Nurses Union Fighting to Improve Patient Care Nationwide

Ordinarily when we think of labor unions and their activity, we focus on their ability to secure better wages and benefits for their members. This is a critically important function of collective bargaining but hardly exhausts what unions do. Workers generally want to do their jobs well – indeed they are often more concerned about the quality of their craft than management, which is focused primarily on the bottom line.

We saw an example of this last Thursday when National Nurses United (NNU) led actions in front of hospitals across the country – public and private, Catholic and secular, for-profit and non-profit – to draw attention to a staffing crisis in American hospitals.

The nurses contend that patient care is being undermined by a shortage of nurses on duty in the nation’s ERs, and for years have called for staffing ratios limiting the number of patients assigned to each nurse. NNU regularly makes staffing ratios the centerpiece of its bargaining demands – it was staffing ratios that brought 7,000 NNU nurses out on strike in New York City a few weeks ago, and that dominated bargaining for 12,000 NNU nurses in Minnesota last September. The union persuaded California legislators to enact staffing ratios in law in 1999 and is pursuing safe staffing laws in other states.

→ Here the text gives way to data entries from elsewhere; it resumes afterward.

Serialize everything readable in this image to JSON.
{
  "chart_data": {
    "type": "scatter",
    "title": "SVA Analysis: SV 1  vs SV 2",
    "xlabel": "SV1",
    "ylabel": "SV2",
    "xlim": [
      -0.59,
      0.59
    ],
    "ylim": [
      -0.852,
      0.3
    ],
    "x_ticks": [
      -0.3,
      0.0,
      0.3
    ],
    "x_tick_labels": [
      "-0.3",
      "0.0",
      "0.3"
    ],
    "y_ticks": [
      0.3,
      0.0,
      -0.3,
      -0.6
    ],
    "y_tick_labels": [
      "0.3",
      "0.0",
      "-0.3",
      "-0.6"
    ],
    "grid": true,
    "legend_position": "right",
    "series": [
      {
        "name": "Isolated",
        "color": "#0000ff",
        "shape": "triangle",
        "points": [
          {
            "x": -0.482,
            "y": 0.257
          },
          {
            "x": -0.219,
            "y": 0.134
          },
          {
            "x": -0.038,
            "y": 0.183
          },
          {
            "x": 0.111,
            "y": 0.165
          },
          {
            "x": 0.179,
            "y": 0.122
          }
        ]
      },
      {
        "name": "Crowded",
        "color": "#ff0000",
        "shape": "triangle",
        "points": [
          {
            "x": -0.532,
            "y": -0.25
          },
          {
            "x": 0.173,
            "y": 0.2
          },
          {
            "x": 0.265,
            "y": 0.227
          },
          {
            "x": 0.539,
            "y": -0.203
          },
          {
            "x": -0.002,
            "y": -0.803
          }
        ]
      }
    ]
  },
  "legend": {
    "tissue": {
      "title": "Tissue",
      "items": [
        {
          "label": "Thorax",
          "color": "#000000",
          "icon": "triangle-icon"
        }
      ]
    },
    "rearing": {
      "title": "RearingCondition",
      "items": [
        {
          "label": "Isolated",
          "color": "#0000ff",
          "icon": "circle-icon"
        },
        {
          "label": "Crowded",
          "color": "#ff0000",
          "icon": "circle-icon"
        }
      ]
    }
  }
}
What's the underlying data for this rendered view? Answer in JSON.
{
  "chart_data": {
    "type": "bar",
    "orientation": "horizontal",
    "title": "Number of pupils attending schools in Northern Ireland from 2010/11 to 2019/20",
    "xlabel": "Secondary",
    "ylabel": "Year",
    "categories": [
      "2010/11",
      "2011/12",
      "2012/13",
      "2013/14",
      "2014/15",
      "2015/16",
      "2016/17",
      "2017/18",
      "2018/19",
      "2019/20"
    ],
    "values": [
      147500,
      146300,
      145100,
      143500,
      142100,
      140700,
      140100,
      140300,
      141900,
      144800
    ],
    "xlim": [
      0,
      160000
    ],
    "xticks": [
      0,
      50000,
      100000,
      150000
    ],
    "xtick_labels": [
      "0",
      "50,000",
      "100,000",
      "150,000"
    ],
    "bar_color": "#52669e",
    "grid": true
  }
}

Seeing a union taking action for the common good rather than narrowly focused on economic gains for its members may be surprising for some, but it should not be for Catholics. Historically the Church has seen unions as successors to the medieval guilds. The guilds served to establish prices and work rules in their trades, to be sure, but they were also created to preserve standards of quality and practice in their craft. As Pope Leo XIII noted in Rerum Novarum, the guilds “were the means of affording not only many advantages to the workmen, but in no small degree of promoting the advancement of art [49].” Clearly the Holy Father was hoping that the “workingmen’s unions” that he praised in the modern industrial economy would continue to do so. Nurses advocating for safe staffing ratios fall in this tradition.

Hospital administrators often object that they are doing their best and are struggling to hire and retain nurses as it is. Solving the problem may well entail offering nurses improved wages and benefits – after all, that’s how the market usually resolves labor shortages. But the nurses have made a sound and important choice – instead of leading with their economic demands, they have prioritized the issue of staffing ratios. Now they are trying to start a national conversation on the topic. Will we listen?